News

Daddy on board – emotions all at sea

Following the birth of Team Telefónica watch leader João Signorini’s daughter on Monday, Deppe reflected back on receiving news of his own new-born baby while hundreds of miles at sea.
The three-time Volvo Ocean Race competitor’s daughter Isabel was born just four days after the start of the 1997-98 edition, then known as the Whitbread Round the World Race.
While most were fraught with concerns about taking on the Atlantic, Deppe recalled being preoccupied with thoughts of how he was going to get to land from thousands of miles at sea should something go wrong.
“I don’t think that many lay people understand why a father-to-be would go to sea,’’ he said. “It is a big decision, and it’s always a decision you make with your wife or partner.
“There is a level of guilt, and I think that was why I would lie in my bunk and worry. But, the joy you feel when you receive news is just as overwhelming as when you are by your wife’s side.”

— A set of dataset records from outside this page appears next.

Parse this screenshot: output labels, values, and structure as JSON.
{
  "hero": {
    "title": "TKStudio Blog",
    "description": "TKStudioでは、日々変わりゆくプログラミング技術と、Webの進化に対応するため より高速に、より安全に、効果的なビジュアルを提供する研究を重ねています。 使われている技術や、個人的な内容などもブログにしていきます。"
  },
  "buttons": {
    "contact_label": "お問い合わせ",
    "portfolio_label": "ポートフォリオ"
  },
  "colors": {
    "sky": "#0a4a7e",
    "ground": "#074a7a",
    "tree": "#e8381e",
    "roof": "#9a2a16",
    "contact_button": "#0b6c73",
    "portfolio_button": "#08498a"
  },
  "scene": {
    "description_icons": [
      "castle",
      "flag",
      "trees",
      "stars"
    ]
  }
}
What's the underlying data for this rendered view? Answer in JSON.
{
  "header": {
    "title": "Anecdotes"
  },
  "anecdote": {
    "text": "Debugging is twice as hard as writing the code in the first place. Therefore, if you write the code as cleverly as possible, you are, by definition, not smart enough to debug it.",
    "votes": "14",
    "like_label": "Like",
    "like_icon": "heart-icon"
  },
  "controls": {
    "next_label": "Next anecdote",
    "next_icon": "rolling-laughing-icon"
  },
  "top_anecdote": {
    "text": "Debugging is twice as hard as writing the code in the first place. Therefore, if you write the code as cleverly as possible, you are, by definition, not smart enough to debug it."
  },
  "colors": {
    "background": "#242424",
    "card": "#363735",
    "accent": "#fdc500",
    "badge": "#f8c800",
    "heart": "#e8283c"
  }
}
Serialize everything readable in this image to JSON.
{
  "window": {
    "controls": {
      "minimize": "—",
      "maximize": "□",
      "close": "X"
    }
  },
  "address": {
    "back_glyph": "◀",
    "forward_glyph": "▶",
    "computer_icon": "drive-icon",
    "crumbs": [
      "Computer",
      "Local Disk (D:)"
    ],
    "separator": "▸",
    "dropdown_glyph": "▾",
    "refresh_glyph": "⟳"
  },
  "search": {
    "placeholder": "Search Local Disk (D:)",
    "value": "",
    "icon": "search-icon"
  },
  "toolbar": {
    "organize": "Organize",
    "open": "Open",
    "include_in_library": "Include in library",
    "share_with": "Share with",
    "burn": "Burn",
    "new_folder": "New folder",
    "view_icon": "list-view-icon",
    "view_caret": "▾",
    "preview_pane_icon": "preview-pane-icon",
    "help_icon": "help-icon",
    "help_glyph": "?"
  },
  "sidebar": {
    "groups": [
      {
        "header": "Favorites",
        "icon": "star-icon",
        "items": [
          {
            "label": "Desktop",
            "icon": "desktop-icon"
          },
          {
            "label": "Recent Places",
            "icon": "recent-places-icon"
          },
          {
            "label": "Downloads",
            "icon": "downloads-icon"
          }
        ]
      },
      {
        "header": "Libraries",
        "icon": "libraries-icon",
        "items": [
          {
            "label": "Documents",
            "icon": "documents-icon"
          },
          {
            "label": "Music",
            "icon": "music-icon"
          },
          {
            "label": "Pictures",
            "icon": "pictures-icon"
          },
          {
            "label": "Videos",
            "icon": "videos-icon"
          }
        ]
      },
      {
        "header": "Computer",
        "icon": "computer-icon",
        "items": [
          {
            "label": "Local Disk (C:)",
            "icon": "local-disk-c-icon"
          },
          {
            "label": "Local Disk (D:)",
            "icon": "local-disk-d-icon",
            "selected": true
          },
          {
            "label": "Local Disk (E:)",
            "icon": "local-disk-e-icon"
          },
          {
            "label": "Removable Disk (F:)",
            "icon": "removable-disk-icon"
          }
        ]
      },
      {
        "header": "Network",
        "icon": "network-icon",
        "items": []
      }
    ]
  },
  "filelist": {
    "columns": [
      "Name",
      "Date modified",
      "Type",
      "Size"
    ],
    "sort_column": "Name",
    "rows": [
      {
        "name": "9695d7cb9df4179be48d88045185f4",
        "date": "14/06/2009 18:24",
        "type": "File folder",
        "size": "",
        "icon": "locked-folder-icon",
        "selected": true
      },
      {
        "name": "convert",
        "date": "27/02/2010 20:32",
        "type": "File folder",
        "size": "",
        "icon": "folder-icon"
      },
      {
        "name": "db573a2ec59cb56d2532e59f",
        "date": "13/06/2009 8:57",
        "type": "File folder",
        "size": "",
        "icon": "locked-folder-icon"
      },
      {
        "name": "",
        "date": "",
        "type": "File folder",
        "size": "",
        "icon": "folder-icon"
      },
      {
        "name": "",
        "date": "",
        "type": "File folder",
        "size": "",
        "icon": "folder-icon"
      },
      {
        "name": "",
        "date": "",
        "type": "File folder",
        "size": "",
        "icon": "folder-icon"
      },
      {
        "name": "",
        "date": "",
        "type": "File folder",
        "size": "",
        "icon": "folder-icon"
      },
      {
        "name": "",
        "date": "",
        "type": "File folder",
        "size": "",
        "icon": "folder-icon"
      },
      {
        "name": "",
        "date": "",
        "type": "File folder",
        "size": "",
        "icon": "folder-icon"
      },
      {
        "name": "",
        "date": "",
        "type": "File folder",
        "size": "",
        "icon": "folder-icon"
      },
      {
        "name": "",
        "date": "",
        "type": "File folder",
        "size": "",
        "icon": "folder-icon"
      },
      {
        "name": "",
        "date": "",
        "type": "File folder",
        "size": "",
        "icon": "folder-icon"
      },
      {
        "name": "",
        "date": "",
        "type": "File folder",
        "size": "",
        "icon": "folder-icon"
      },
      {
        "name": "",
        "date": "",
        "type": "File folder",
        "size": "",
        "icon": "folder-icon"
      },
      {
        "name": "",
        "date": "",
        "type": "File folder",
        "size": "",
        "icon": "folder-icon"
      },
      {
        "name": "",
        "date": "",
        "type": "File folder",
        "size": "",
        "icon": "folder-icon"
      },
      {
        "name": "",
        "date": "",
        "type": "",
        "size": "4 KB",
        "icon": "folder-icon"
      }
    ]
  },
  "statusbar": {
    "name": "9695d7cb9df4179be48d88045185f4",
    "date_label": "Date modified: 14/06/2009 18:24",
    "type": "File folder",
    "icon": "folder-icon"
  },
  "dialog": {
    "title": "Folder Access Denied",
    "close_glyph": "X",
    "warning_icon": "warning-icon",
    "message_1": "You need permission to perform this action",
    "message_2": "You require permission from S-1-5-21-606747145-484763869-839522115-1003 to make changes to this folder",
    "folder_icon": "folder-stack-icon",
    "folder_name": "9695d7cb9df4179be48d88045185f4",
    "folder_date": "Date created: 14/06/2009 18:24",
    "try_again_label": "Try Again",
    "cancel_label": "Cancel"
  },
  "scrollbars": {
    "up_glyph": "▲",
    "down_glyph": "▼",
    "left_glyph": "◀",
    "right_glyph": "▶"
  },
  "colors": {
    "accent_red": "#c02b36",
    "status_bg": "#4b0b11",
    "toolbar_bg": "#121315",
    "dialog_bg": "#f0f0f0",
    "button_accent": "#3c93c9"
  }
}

The fair-haired, blue-eyed baby, much like her father, arrived safe and sound on September 25, 1997, news which reached Deppe on board Chessie Racing hours later by the then relatively novel technology of email.
“It wasn’t communication by carrier pigeon, we had email, but that was pretty new,’’ he said. “That had wowed us, and then we received a picture, which just blew us away. We lit up cigars and celebrated.’’
More than a decade later when competing on board Puma Ocean Racing in the 2008-09 edition of the Volvo Deppe was tasked with capturing the response of fellow crewman Michi Müller when his daughter was born.
The technology had changed, but the emotion and celebratory cigars remained the same.
Deppe’s footage captured a classic understated response from Mueller, while he was sitting at il mostro’s nav-station at night speaking to his wife over the sat-phone.
“I’m a daddy,’’ he said. “I think she’s 3,300 grams.’’ The crew rally around the last man on board to become a father, before cracking a bottle of champagne and toasting to Mia Carlotta’s arrival.
“It is an amazing story, to capture the expression of a man when he sees the first image of his child is incredible,’’ Deppe said.
“By then email was the norm, receiving pictures was expected and Michi was able to keep in touch with his wife really regularly throughout it all.
“For me, it was very different being on the other side of the camera, but you still feel the emotional enormity of a new life coming into the world.”
While reflecting Deppe said he had often looked back and wondered if he had made the wrong decision to leave his wife Anastasia’s side for the birth of their daughter.
But, Deppe soon recalls the experience of his first born, son Magnus, when he fainted in the birthing suite, scissors in hand, while cutting the umbilical cord.
“We used to joke that I’d do anything to get out of going through that again, but the decision to take part in the race wasn’t about that,’’ he said.
“As a sailor you make a commitment to your team, and it takes a special partner to really understand that, and I’m fortunate to have a wife who is one of them.
“The funny thing is that sportsman, no matter what they’re competing in, are invariably at their prime and at the age when they’re forming relationships and starting families.
“The difference is, footballers or racing car drivers can rejig their schedules with relative ease, but it’s a different story for ocean racers.”